Dani and Michal chart a different route. By asking, “Do you like it?” Dani pushes Michal to surface her intentions—turning personal aims into design criteria that can guide experiments. Once her ends are explicit, Michal can reflect-in-action toward them, rather than chasing a mythical “proper solution.”


Symbolic Elements

The High Ground and the Swamp: Introduced early (see Chapter 1-2 Summary), this terrain metaphor maps method to context. Technical rationality fits the high, hard ground; Reflection-in-Action is the compass for the swamp, where problems are ill-defined and values are at stake.

The Sketchpad and Tracing Paper: The studio’s drawing board is a “virtual world” (p. 75) where consequences can be staged safely and quickly. Quist’s tracing over Petra’s lines materializes reframing—overlaying a new order to elicit the drawing’s back talk and invite fresh moves.

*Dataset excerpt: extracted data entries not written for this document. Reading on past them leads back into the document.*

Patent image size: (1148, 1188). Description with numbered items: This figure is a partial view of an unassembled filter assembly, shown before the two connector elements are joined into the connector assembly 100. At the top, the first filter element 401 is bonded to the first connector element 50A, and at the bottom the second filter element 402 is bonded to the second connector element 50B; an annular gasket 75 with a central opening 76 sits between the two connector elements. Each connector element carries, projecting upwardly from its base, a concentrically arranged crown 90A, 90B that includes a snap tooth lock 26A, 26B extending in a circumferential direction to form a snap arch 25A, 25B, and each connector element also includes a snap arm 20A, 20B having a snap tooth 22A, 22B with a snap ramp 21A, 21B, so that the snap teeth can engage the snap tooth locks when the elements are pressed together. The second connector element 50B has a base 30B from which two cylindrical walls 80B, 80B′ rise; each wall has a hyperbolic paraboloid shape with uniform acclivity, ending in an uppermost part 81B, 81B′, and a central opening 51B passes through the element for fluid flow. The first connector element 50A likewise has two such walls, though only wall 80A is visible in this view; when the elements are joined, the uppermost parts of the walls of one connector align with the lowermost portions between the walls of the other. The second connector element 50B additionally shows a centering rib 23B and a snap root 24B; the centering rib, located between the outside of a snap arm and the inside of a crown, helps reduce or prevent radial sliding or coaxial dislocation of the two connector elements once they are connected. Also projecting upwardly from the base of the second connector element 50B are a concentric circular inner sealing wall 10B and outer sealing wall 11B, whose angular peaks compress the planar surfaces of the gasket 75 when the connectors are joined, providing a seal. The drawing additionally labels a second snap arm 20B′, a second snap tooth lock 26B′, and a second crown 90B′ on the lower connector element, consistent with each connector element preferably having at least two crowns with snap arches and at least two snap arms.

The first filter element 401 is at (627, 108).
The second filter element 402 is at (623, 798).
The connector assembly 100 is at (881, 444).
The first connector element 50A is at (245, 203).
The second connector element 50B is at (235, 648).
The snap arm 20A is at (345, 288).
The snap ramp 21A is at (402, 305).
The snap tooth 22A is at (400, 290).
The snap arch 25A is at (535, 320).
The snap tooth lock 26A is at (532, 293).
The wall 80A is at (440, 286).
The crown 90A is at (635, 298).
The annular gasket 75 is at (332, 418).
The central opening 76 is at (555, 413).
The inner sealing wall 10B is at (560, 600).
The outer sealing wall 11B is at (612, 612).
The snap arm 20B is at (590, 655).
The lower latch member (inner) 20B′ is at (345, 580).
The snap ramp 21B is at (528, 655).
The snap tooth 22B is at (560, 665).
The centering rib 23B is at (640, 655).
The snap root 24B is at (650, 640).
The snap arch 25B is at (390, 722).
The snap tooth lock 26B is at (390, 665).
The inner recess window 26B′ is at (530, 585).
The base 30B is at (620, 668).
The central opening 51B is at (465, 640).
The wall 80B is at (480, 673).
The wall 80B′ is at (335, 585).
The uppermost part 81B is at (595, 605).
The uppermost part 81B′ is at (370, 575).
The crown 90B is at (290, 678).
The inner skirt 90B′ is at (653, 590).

“Back Talk”: By personifying materials as speaking, Schön insists that situations are co-authors of solutions. Reflection-in-Action requires listening for unintended consequences and latent affordances, then letting that conversation direct the next experiment.


Contemporary Relevance

Across education, healthcare, management, and tech, the problems that matter most are swampy: ambiguous, novel, and value-charged. Practices like design thinking, agile development, and iterative prototyping operationalize Schön’s insight by privileging rapid cycles of trying, sensing, and reframing—learning from the situation’s “surprises” instead of forcing it into a preset plan. In an age of automation, Reflection-in-Action highlights what remains distinctly human in expertise: the capacity to make sense with others in motion, to negotiate competing aims, and to improvise coherently under uncertainty.


Essential Quote

“thinking what they are doing while they are doing it” (Preface, p. xi)

This line condenses the entire theme into a behavioral imperative: reflection is not a postmortem but a way of acting. Its power lies in the simultaneity—professionals must keep moving and keep questioning at once—so that each small move doubles as an experiment that reshapes both the problem and the practitioner’s understanding.